This is what happened.


On December 9th, I grabbed a rebound, turned up court to run the break, and I fell down. My Achilles tendon, long nursed through bouts of tendonitis and many sore runs, just gave out.

Since that time, I have been limited physically – have spent two weeks on bed rest – and have had to completely slow down and take that very deep proverbial breath.

Many people who know me have commented as to this must have been so very hard for me to do. I live an active lifestyle: whether training for a new race, swimming across the pond, coaching a team through a practice, or trying to keep up with my children.  All of that had to stop.

And something magical happened.

Community happened.
Friends happened.
Life happened.

Meals began to arrive.  Friends dropped in and sat on my bed with me and spent hours just chatting and catching up.  Some friends that I hadn’t seen in over a year.  A year. There was so much to say, share, tell, and think about.

My children – who are constantly hungry – were sustained by the daily meals being delivered (still being delivered).  But on a more important level – much more – they have been witness to “Community”.  To an outpouring of love and meals and help – and so they are experiencing firsthand what it means for us to take care of each other.
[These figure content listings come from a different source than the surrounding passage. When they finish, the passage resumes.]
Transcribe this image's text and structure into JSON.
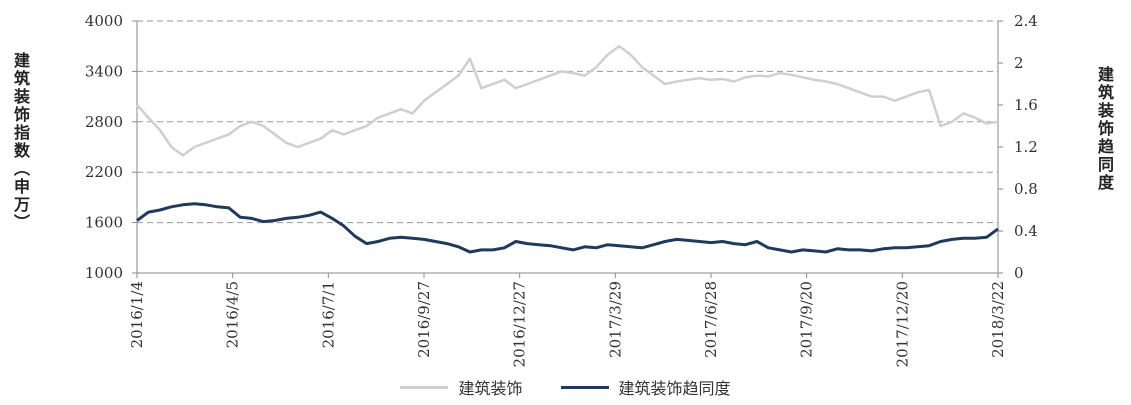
{
  "chart_data": {
    "type": "line",
    "title": "",
    "x_tick_labels": [
      "2016/1/4",
      "2016/4/5",
      "2016/7/1",
      "2016/9/27",
      "2016/12/27",
      "2017/3/29",
      "2017/6/28",
      "2017/9/20",
      "2017/12/20",
      "2018/3/22"
    ],
    "left_axis": {
      "label": "建筑装饰指数（申万）",
      "ylim": [
        1000,
        4000
      ],
      "ticks": [
        "1000",
        "1600",
        "2200",
        "2800",
        "3400",
        "4000"
      ]
    },
    "right_axis": {
      "label": "建筑装饰趋同度",
      "ylim": [
        0,
        2.4
      ],
      "ticks": [
        "0",
        "0.4",
        "0.8",
        "1.2",
        "1.6",
        "2",
        "2.4"
      ]
    },
    "grid": "horizontal dashed",
    "legend_position": "bottom",
    "series": [
      {
        "name": "建筑装饰",
        "axis": "left",
        "color": "#cfcfcf",
        "values": [
          3000,
          2850,
          2700,
          2500,
          2400,
          2500,
          2550,
          2600,
          2650,
          2750,
          2800,
          2750,
          2650,
          2550,
          2500,
          2550,
          2600,
          2700,
          2650,
          2700,
          2750,
          2850,
          2900,
          2950,
          2900,
          3050,
          3150,
          3250,
          3350,
          3550,
          3200,
          3250,
          3300,
          3200,
          3250,
          3300,
          3350,
          3400,
          3380,
          3350,
          3450,
          3600,
          3700,
          3600,
          3450,
          3350,
          3250,
          3280,
          3300,
          3320,
          3300,
          3310,
          3280,
          3330,
          3350,
          3340,
          3380,
          3360,
          3330,
          3300,
          3280,
          3250,
          3200,
          3150,
          3100,
          3100,
          3050,
          3100,
          3150,
          3180,
          2750,
          2800,
          2900,
          2850,
          2780,
          2800
        ]
      },
      {
        "name": "建筑装饰趋同度",
        "axis": "right",
        "color": "#1f3a5c",
        "values": [
          0.5,
          0.58,
          0.6,
          0.63,
          0.65,
          0.66,
          0.65,
          0.63,
          0.62,
          0.53,
          0.52,
          0.49,
          0.5,
          0.52,
          0.53,
          0.55,
          0.58,
          0.52,
          0.45,
          0.35,
          0.28,
          0.3,
          0.33,
          0.34,
          0.33,
          0.32,
          0.3,
          0.28,
          0.25,
          0.2,
          0.22,
          0.22,
          0.24,
          0.3,
          0.28,
          0.27,
          0.26,
          0.24,
          0.22,
          0.25,
          0.24,
          0.27,
          0.26,
          0.25,
          0.24,
          0.27,
          0.3,
          0.32,
          0.31,
          0.3,
          0.29,
          0.3,
          0.28,
          0.27,
          0.3,
          0.24,
          0.22,
          0.2,
          0.22,
          0.21,
          0.2,
          0.23,
          0.22,
          0.22,
          0.21,
          0.23,
          0.24,
          0.24,
          0.25,
          0.26,
          0.3,
          0.32,
          0.33,
          0.33,
          0.34,
          0.42
        ]
      }
    ]
  }
}
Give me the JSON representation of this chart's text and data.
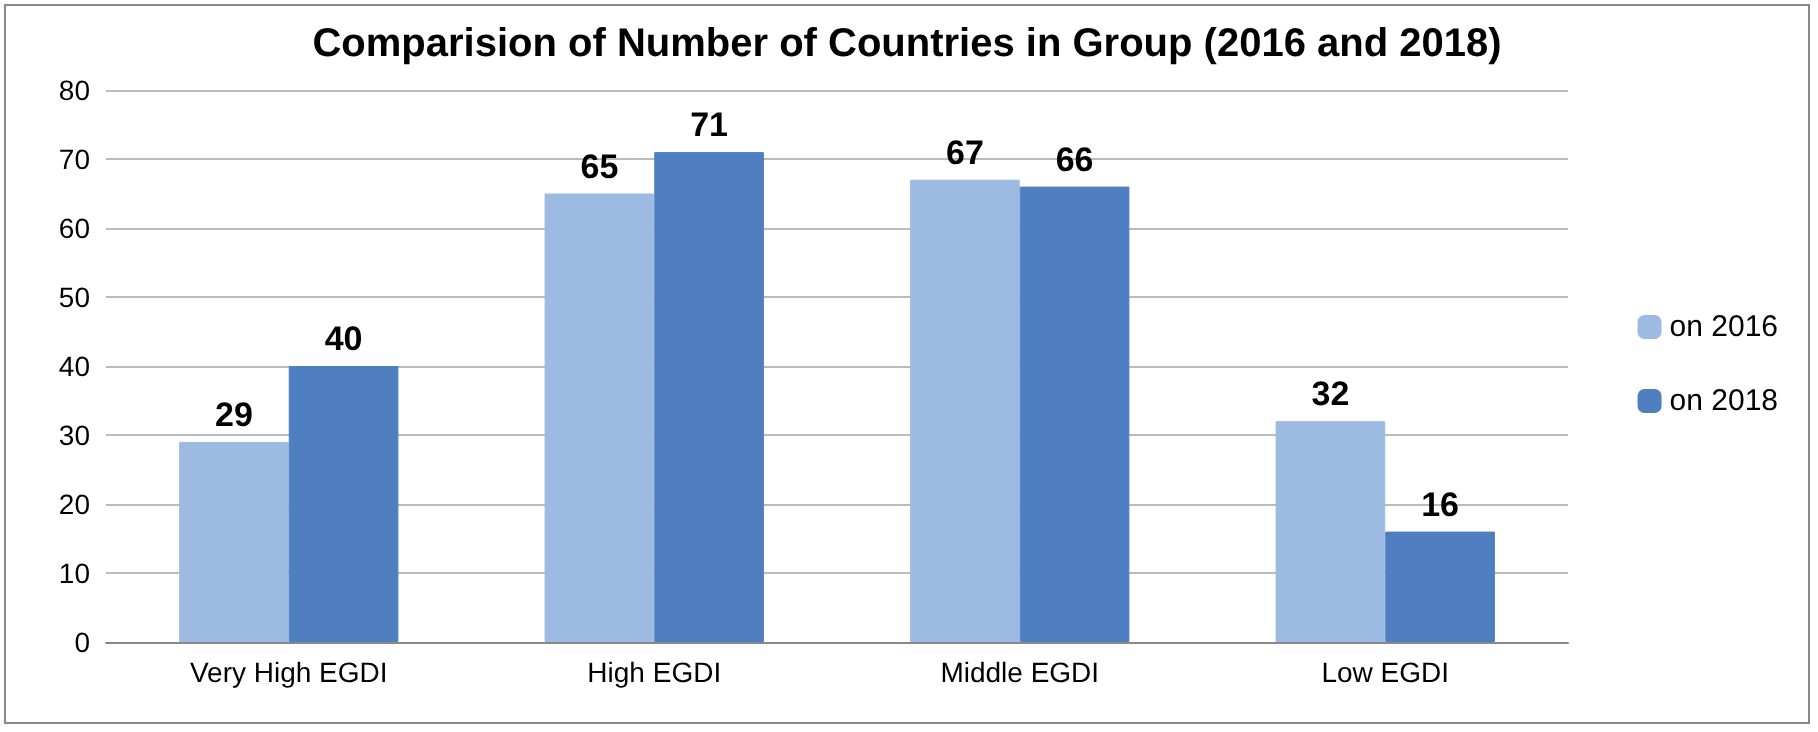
{
  "chart_data": {
    "type": "bar",
    "title": "Comparision of Number of Countries in Group (2016 and 2018)",
    "categories": [
      "Very High EGDI",
      "High EGDI",
      "Middle EGDI",
      "Low EGDI"
    ],
    "series": [
      {
        "name": "on 2016",
        "color": "#9dbbe2",
        "values": [
          29,
          65,
          67,
          32
        ]
      },
      {
        "name": "on 2018",
        "color": "#4f7fc0",
        "values": [
          40,
          71,
          66,
          16
        ]
      }
    ],
    "ylim": [
      0,
      80
    ],
    "yticks": [
      0,
      10,
      20,
      30,
      40,
      50,
      60,
      70,
      80
    ],
    "grid": "y",
    "legend": "right",
    "data_labels": true
  }
}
It is perhaps one of the most important life lessons that we can teach them.  For wherever they go on in this life – no matter what happens to their friends or extended family, they will know what to do; how to help.  They will remember.

Thank you all for this lesson.  I could never have done it without you.
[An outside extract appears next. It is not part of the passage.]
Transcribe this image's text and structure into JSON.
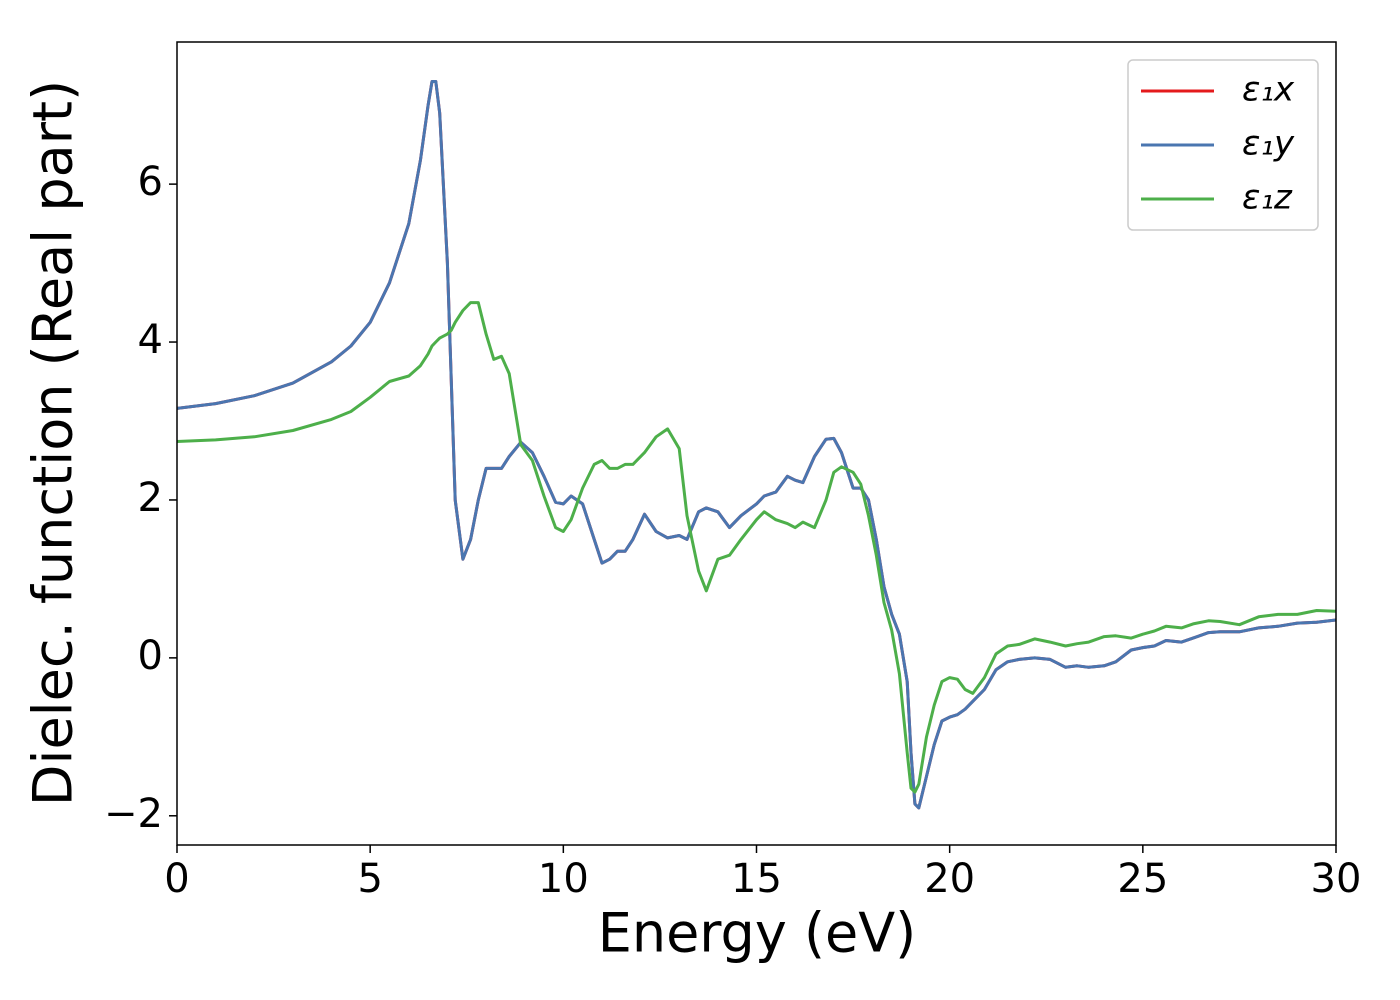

Every parent wants their child to grow up and know how important it is to care for their neighbor, their friend, the person in their community that needs help. But how to teach that?

I don’t wish a ruptured Achilles tendon on anyone.  It hurt a lot – and so did the surgery.  But I do wish that all of our collective children experience “Community”.  I like to think they get a little taste of this at CNS through daily parent helping.  Your child’s special day is special – but it also is giving every child a message that their classroom is an important place to be. Important enough to shift your schedule, take a personal day, or find a sitter for a younger sibling.

To nourish each other is something incredibly special and can take on so many forms. Thank you all for nourishing me and my family through these days of recovery.  I promise to pay it forward – and who knows, maybe one of my kids will even cook dinner for you one day?